Todas las televisiones emiten, a pie de carretera, constantes testimonios de agricultores en lucha por sus justas reivindicaciones laborales. Las denuncias hablan de competencia desleal de otros países, de trabajo a pérdidas, de costes muy superiores a los beneficios, de falta de ayudas ante las malas cosechas, del precio de los combustibles, de la despoblación y de los intermediarios y fondos buitre que ya se han metido a saco en el negocio de la especulación agrícola. “SOS, el campo se muere”, se lamentan con sus pancartas. En definitiva, se quejan del abandono del mundo rural a cargo de los sucesivos gobiernos que han ido pasando por el poder de la nación en las últimas décadas.

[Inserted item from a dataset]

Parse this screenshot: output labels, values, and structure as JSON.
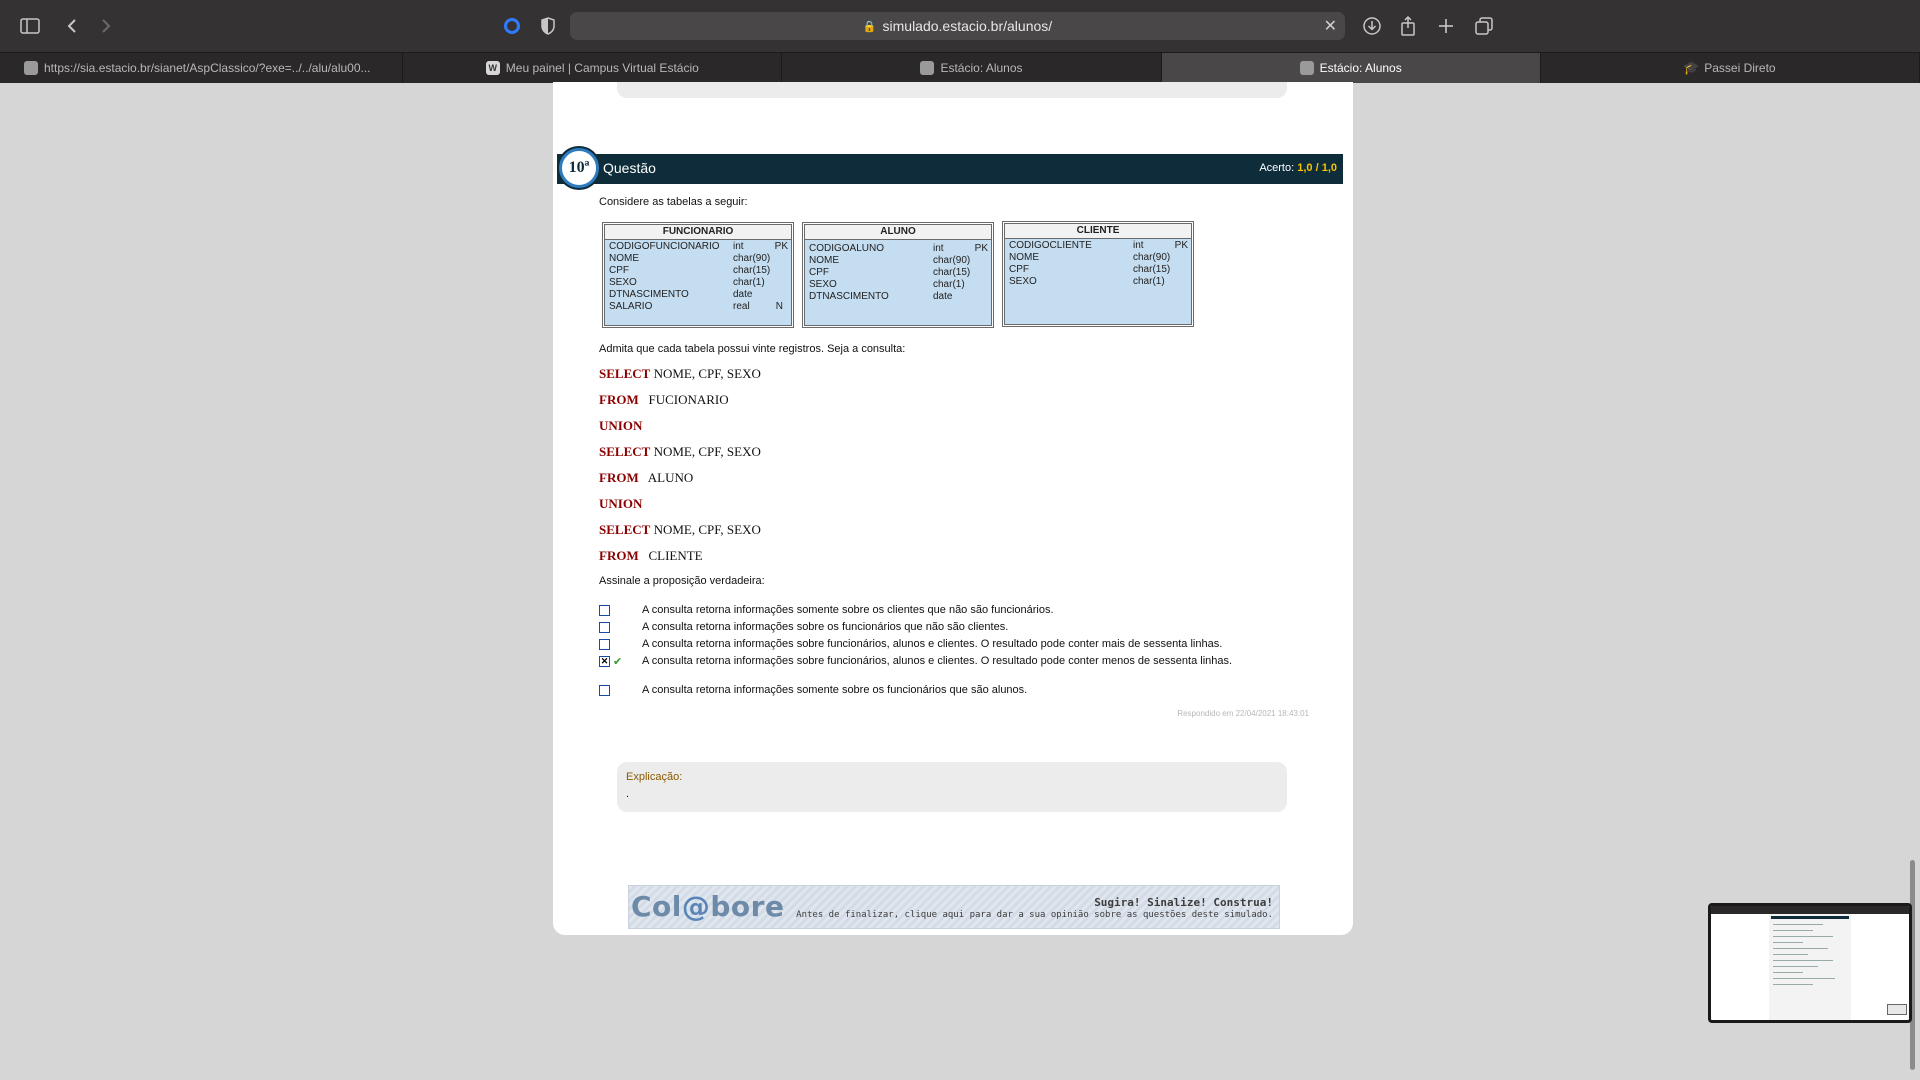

Nadie en su sano juicio y medianamente sensato puede oponerse a unas demandas tan justas y a una movilización que viene a ser un grito desesperado de las gentes del agro ante la ruina general del sector primario. Hay que escucharlos porque de ellos depende el futuro de miles de familias, de la economía nacional y de todos nosotros. Sin embargo, hay una coletilla que la mayoría de los huelguistas que ayer bloquearon las carreteras y autopistas de todo el país repiten como papagayos: estamos en contra de la Agenda 2030, eso que ellos llaman despectivamente, y por influjo de la extrema derecha, “la agenda globalista”. ¿Saben en realidad de lo que están hablando? ¿Han estudiado a fondo ese documento o se limitan a reproducir las mentiras que otros van propalando con el único objetivo de desestabilizar el país para derrocar al Gobierno progresista? Es obvio que la mayoría de los labradores se ha vuelto negacionista de la ciencia y del cambio climático y ya no quiere creer más que en lo que les dice el jefe Santi.
A los agricultores les han llenado la cabeza con bulos como que la Agenda 2030 supone más burocracia y una transición ecológica injusta porque, según ellos, los ahoga en elevados costes laborales. Sin embargo, este documento acordado por la Asamblea General de Naciones Unidas busca un futuro mejor y más sostenible para todos que pasa por racionalizar los recursos naturales limitados (véase el agua, que estos días escasea a causa de la sequía); conservar el medio ambiente (lucha contra vertidos contaminantes como los purines de las macrogranjas y otros que han destruido entornos como el Mar Menor y el marisco gallego); apostar por tecnologías agrícolas más eficientes y verdes (muchos siguen cosechando con el tóxico fuel, como hace un siglo); fomentar el empleo rural y la regeneración de la España vaciada (ya nadie quiere trabajar en el campo por su extrema dureza); y seguir produciendo alimentos de calidad y de forma segura (para dejar en evidencia las mentiras sobre los tomates españoles de la señora Ségolène Royal). La transición verde será realidad o no habrá futuro para nadie. O cambiamos nuestro modelo productivo agrario o más pronto que tarde será imposible cultivar una cebolla o una patata sencillamente porque no lloverá, porque no habrá agua con la que regar y porque la tierra estará yerma, estéril, muerta. Y ya vamos tarde, puesto que nadie ha cumplido los objetivos de la polémica Agenda 2030 (solo el 15 por ciento de los países han avanzado positivamente, el 48 por ciento lo hacen de forma moderada y más de una tercera parte, el 37 por ciento, muestra un estancamiento o un retroceso). Basten esos tres datos para entender que las políticas ecológicas han fracasado por efecto del reaccionarismo ultraliberal.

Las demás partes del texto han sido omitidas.